Smaller teams win by being more precise and more personal. Instead of chasing brand visibility, focus on securing a speaking slot on a relevant engineering summit or digital transformation track, then use that content to invite a narrow set of senior buyers to follow-up sessions. Precision targeting, thoughtful hospitality, and clear post-event workflows often beat large but unfocused sponsorships from global competitors.
Are deep tech and legal tech events relevant for non specialist B2B companies?

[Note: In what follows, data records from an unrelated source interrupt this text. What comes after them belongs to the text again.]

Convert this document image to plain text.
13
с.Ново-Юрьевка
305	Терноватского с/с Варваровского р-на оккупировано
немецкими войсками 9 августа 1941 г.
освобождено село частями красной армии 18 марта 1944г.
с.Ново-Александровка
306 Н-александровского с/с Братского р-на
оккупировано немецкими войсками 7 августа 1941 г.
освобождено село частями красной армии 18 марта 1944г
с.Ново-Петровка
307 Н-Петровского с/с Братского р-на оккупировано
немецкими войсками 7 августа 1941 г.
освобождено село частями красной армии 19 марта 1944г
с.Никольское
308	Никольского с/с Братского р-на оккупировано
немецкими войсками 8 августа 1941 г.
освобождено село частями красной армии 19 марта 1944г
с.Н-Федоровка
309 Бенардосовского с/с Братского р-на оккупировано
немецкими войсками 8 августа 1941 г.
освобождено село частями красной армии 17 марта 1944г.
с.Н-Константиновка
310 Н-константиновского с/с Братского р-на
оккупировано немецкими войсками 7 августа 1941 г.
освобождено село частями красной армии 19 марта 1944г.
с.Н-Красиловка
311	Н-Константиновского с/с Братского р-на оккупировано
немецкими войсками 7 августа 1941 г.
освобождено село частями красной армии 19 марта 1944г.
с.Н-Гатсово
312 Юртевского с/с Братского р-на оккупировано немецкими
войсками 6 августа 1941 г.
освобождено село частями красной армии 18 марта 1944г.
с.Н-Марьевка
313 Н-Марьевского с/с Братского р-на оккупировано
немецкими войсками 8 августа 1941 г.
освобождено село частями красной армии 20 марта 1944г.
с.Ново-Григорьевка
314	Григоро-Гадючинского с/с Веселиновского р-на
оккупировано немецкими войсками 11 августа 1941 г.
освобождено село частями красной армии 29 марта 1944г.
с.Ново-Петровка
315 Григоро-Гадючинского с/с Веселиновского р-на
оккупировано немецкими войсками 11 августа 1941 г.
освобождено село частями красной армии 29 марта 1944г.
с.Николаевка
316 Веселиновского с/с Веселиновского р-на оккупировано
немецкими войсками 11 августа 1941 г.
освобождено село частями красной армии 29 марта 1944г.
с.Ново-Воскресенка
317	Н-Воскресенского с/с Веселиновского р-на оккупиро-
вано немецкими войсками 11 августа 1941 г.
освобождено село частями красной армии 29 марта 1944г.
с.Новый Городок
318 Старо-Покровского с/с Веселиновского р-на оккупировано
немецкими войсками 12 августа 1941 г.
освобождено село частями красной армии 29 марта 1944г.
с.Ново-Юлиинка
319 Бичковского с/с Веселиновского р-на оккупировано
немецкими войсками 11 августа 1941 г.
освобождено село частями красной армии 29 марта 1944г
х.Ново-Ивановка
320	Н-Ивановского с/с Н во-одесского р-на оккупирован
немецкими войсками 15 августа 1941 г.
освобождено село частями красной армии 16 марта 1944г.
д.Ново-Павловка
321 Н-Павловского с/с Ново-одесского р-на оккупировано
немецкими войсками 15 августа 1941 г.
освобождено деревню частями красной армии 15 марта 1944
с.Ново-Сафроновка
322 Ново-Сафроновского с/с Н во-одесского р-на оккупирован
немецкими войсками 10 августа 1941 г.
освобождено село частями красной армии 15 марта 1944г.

Deep tech and legal tech conferences in Amsterdam can still be valuable if your clients operate in regulated or R&D-intensive sectors. These events gather industry experts, regulators, and innovation leaders who shape the context in which your solutions will be evaluated, even if you do not sell core technology yourself. Attending selectively, with a focus on learning and relationship building rather than lead volume, can sharpen your strategy and messaging for the rest of the year.
How should teams measure ROI from Amsterdam tech events 2026?
Move beyond vanity metrics such as badge scans or session attendance and track how many named opportunities progress in your pipeline within 90 days of each event. Attribute influence at the buying committee level, noting which conferences helped you engage multiple stakeholders across cloud, data, and security roles in the same account. Combine this with qualitative feedback from sales on conversation quality to refine your event portfolio for the next cycle.